Do you know? Does mandatory arbitration of employment disputes work?


Yesterday, in Rent-A-Center v. Jackson [pdf] the U.S. Supreme Court held that the issue of the enforceability of an arbitration agreement should be decided by the arbitrator and not by a court. As fellow employment Dan Schwartz, of the Connecticut Employment Law Blog, tweeted moments after the decision’s announcement, “SCOTUS continues to heart arbitration provisions in employment cases.”

The bigger question, though, is whether employers should continue to heart arbitration of employment cases. The Winter 2010 edition of the ABA Journal of Labor & Employment Law has an article entitled Is Mandatory Employment Arbitration Living up to Its Expectations? A View from the Employer’s Perspective, by Charles Coleman, in-house counsel at Raytheon. Mr. Coleman argues that many companies are not all that satisfied with choosing mandatory arbitration of their employment disputes.
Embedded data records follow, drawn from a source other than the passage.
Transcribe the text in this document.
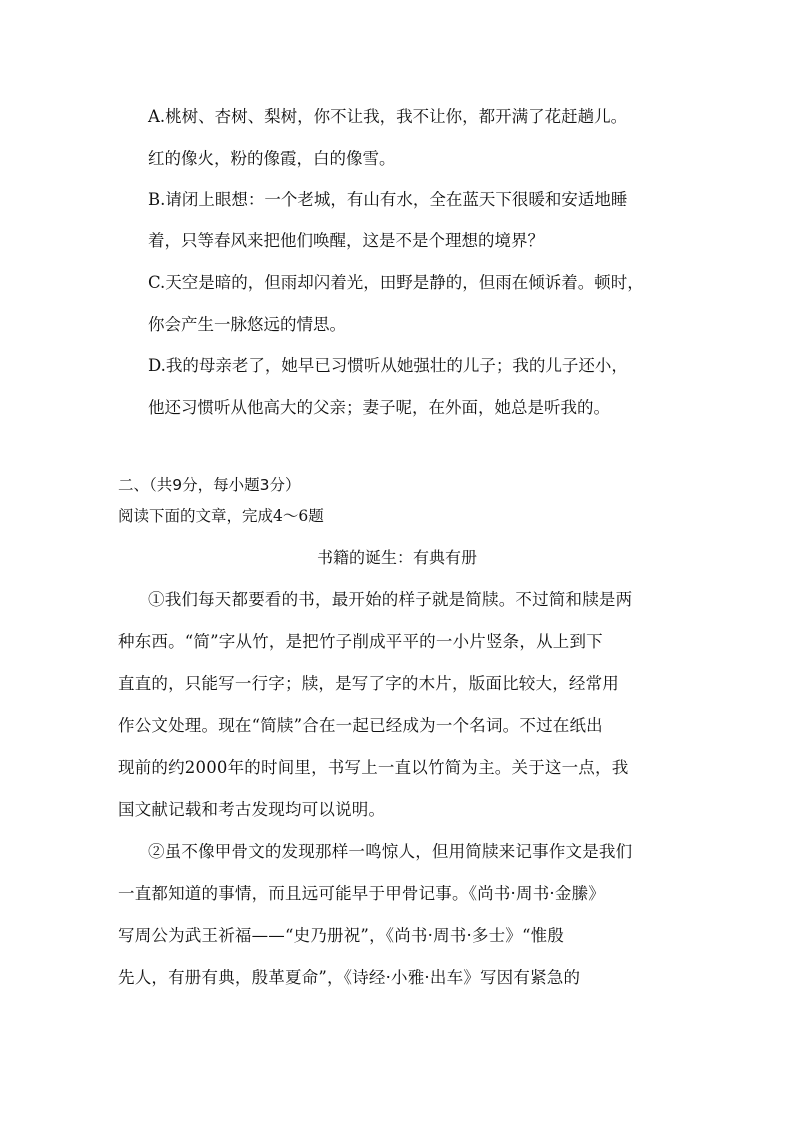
A.桃树、杏树、梨树，你不让我，我不让你，都开满了花赶趟儿。
红的像火，粉的像霞，白的像雪。
B.请闭上眼想：一个老城，有山有水，全在蓝天下很暖和安适地睡
着，只等春风来把他们唤醒，这是不是个理想的境界？
C.天空是暗的，但雨却闪着光，田野是静的，但雨在倾诉着。顿时，
你会产生一脉悠远的情思。
D.我的母亲老了，她早已习惯听从她强壮的儿子；我的儿子还小，
他还习惯听从他高大的父亲；妻子呢，在外面，她总是听我的。
二、（共9分，每小题3分）
阅读下面的文章，完成4～6题
书籍的诞生：有典有册
①我们每天都要看的书，最开始的样子就是简牍。不过简和牍是两
种东西。“简”字从竹，是把竹子削成平平的一小片竖条，从上到下
直直的，只能写一行字；牍，是写了字的木片，版面比较大，经常用
作公文处理。现在“简牍”合在一起已经成为一个名词。不过在纸出
现前的约2000年的时间里，书写上一直以竹简为主。关于这一点，我
国文献记载和考古发现均可以说明。
②虽不像甲骨文的发现那样一鸣惊人，但用简牍来记事作文是我们
一直都知道的事情，而且远可能早于甲骨记事。《尚书·周书·金縢》
写周公为武王祈福——“史乃册祝”，《尚书·周书·多士》“惟殷
先人，有册有典，殷革夏命”，《诗经·小雅·出车》写因有紧急的
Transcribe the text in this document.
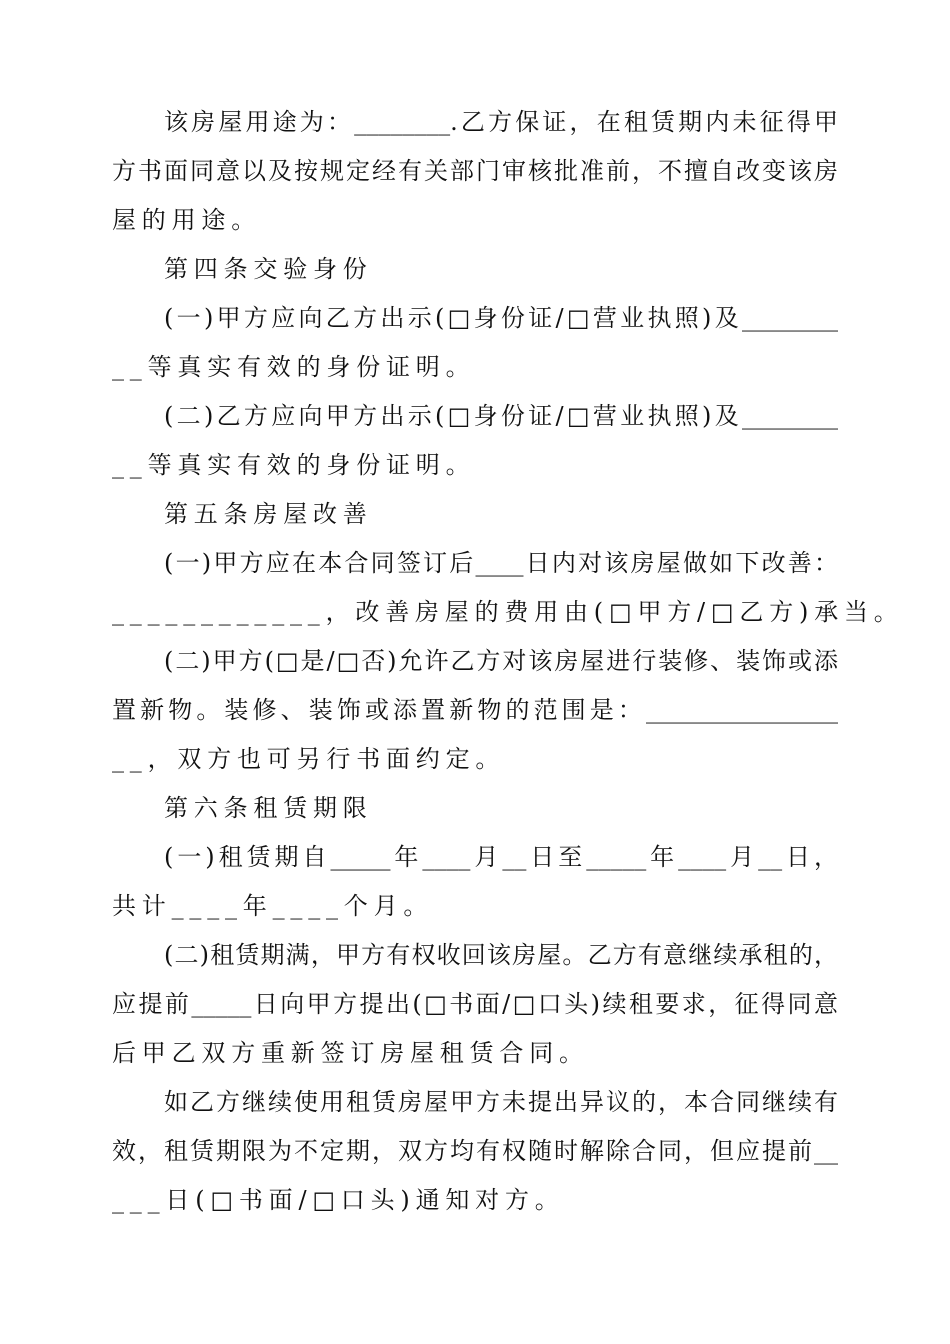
该房屋用途为：________.乙方保证，在租赁期内未征得甲
方书面同意以及按规定经有关部门审核批准前，不擅自改变该房
屋的用途。
第四条交验身份
(一)甲方应向乙方出示(□身份证/□营业执照)及________
__等真实有效的身份证明。
(二)乙方应向甲方出示(□身份证/□营业执照)及________
__等真实有效的身份证明。
第五条房屋改善
(一)甲方应在本合同签订后____日内对该房屋做如下改善：
____________，改善房屋的费用由(□甲方/□乙方)承当。
(二)甲方(□是/□否)允许乙方对该房屋进行装修、装饰或添
置新物。装修、装饰或添置新物的范围是：________________
__，双方也可另行书面约定。
第六条租赁期限
(一)租赁期自_____年____月__日至_____年____月__日，
共计____年____个月。
(二)租赁期满，甲方有权收回该房屋。乙方有意继续承租的，
应提前_____日向甲方提出(□书面/□口头)续租要求，征得同意
后甲乙双方重新签订房屋租赁合同。
如乙方继续使用租赁房屋甲方未提出异议的，本合同继续有
效，租赁期限为不定期，双方均有权随时解除合同，但应提前__
___日(□书面/□口头)通知对方。
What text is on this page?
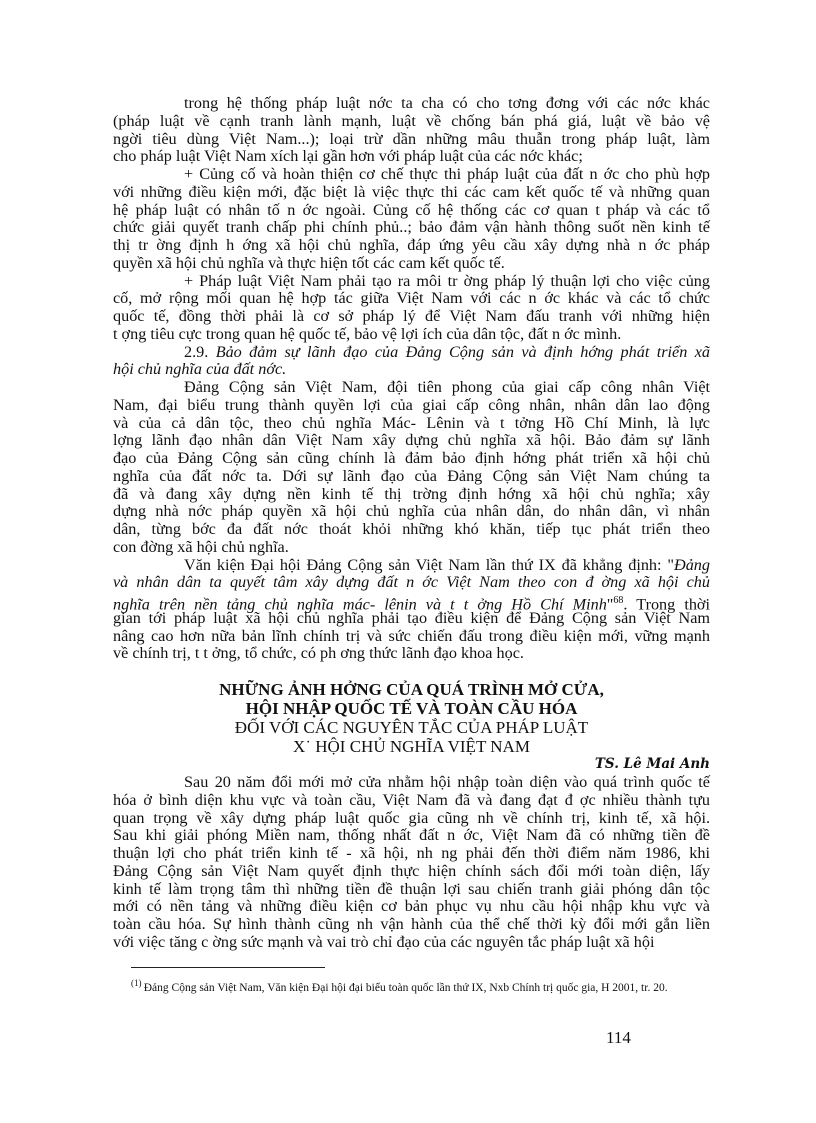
trong hệ thống pháp luật nớc ta cha có cho tơng đơng với các nớc khác
(pháp luật về cạnh tranh lành mạnh, luật về chống bán phá giá, luật về bảo vệ
ngời tiêu dùng Việt Nam...); loại trừ dần những mâu thuẫn trong pháp luật, làm
cho pháp luật Việt Nam xích lại gần hơn với pháp luật của các nớc khác;
+ Củng cố và hoàn thiện cơ chế thực thi pháp luật của đất n ớc cho phù hợp
với những điều kiện mới, đặc biệt là việc thực thi các cam kết quốc tế và những quan
hệ pháp luật có nhân tố n ớc ngoài. Củng cố hệ thống các cơ quan t pháp và các tổ
chức giải quyết tranh chấp phi chính phủ..; bảo đảm vận hành thông suốt nền kinh tế
thị tr ờng định h ớng xã hội chủ nghĩa, đáp ứng yêu cầu xây dựng nhà n ớc pháp
quyền xã hội chủ nghĩa và thực hiện tốt các cam kết quốc tế.
+ Pháp luật Việt Nam phải tạo ra môi tr ờng pháp lý thuận lợi cho việc củng
cố, mở rộng mối quan hệ hợp tác giữa Việt Nam với các n ớc khác và các tổ chức
quốc tế, đồng thời phải là cơ sở pháp lý để Việt Nam đấu tranh với những hiện
t ợng tiêu cực trong quan hệ quốc tế, bảo vệ lợi ích của dân tộc, đất n ớc mình.
2.9. Bảo đảm sự lãnh đạo của Đảng Cộng sản và định hớng phát triển xã
hội chủ nghĩa của đất nớc.
Đảng Cộng sản Việt Nam, đội tiên phong của giai cấp công nhân Việt
Nam, đại biểu trung thành quyền lợi của giai cấp công nhân, nhân dân lao động
và của cả dân tộc, theo chủ nghĩa Mác- Lênin và t tởng Hồ Chí Minh, là lực
lợng lãnh đạo nhân dân Việt Nam xây dựng chủ nghĩa xã hội. Bảo đảm sự lãnh
đạo của Đảng Cộng sản cũng chính là đảm bảo định hớng phát triển xã hội chủ
nghĩa của đất nớc ta. Dới sự lãnh đạo của Đảng Cộng sản Việt Nam chúng ta
đã và đang xây dựng nền kinh tế thị trờng định hớng xã hội chủ nghĩa; xây
dựng nhà nớc pháp quyền xã hội chủ nghĩa của nhân dân, do nhân dân, vì nhân
dân, từng bớc đa đất nớc thoát khỏi những khó khăn, tiếp tục phát triển theo
con đờng xã hội chủ nghĩa.
Văn kiện Đại hội Đảng Cộng sản Việt Nam lần thứ IX đã khẳng định: "Đảng
và nhân dân ta quyết tâm xây dựng đất n ớc Việt Nam theo con đ ờng xã hội chủ
nghĩa trên nền tảng chủ nghĩa mác- lênin và t t ởng Hồ Chí Minh"$^{68}$. Trong thời
gian tới pháp luật xã hội chủ nghĩa phải tạo điều kiện để Đảng Cộng sản Việt Nam
nâng cao hơn nữa bản lĩnh chính trị và sức chiến đấu trong điều kiện mới, vững mạnh
về chính trị, t t ởng, tổ chức, có ph ơng thức lãnh đạo khoa học.
NHỮNG ẢNH HỞNG CỦA QUÁ TRÌNH MỞ CỬA,
HỘI NHẬP QUỐC TẾ VÀ TOÀN CẦU HÓA
ĐỐI VỚI CÁC NGUYÊN TẮC CỦA PHÁP LUẬT
X˙ HỘI CHỦ NGHĨA VIỆT NAM
TS. Lê Mai Anh
Sau 20 năm đổi mới mở cửa nhằm hội nhập toàn diện vào quá trình quốc tế
hóa ở bình diện khu vực và toàn cầu, Việt Nam đã và đang đạt đ ợc nhiều thành tựu
quan trọng về xây dựng pháp luật quốc gia cũng nh về chính trị, kinh tế, xã hội.
Sau khi giải phóng Miền nam, thống nhất đất n ớc, Việt Nam đã có những tiền đề
thuận lợi cho phát triển kinh tế - xã hội, nh ng phải đến thời điểm năm 1986, khi
Đảng Cộng sản Việt Nam quyết định thực hiện chính sách đổi mới toàn diện, lấy
kinh tế làm trọng tâm thì những tiền đề thuận lợi sau chiến tranh giải phóng dân tộc
mới có nền tảng và những điều kiện cơ bản phục vụ nhu cầu hội nhập khu vực và
toàn cầu hóa. Sự hình thành cũng nh vận hành của thể chế thời kỳ đổi mới gắn liền
với việc tăng c ờng sức mạnh và vai trò chỉ đạo của các nguyên tắc pháp luật xã hội
$^{(1)}$ Đảng Cộng sản Việt Nam, Văn kiện Đại hội đại biểu toàn quốc lần thứ IX, Nxb Chính trị quốc gia, H 2001, tr. 20.
114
One of Mr. Coleman’s central arguments is that arbitration may not be faster or less expensive than traditional litigation. And, he has the numbers to bear this out. In a study of 19 recent employment cases filed against one company, Mr. Coleman discovered that arbitration is 30% more expensive and takes nearly 25% longer:
  • The average costs and fees in an employment arbitration were $102,338, as compared to $70,491 in litigation.
  • The average life cycle of an employment arbitration, from filing to decision, was 21 months, as compared to 17 months in litigation.
While this is a small sample-size, it at least illustrates that the premise that arbitration is a quicker and cheaper way to resolve employment disputes may be faulty. Aside from expense-control and speed-of-resolution, the other reason that employers favor employment arbitrations is to guard against runaway jury verdicts. But, if the premise is faulty as to cost and speed, then businesses should be questioning whether there are other ways to insure against juries.

To this end, let me suggest that instead of arbitration agreements businesses consider implementing jury trial waivers as a condition of employment. A jury trial waiver agreement both eliminates the risk of a runaway jury’s high damage award, and also preserves all appeal rights that arbitrations virtually eliminate.

There is no hard and fast answer to whether your business would be better served by arbitrations, bench trials, or some other solution. But, there are options other than the conventional wisdom that businesses should be arbitrating their employment claims.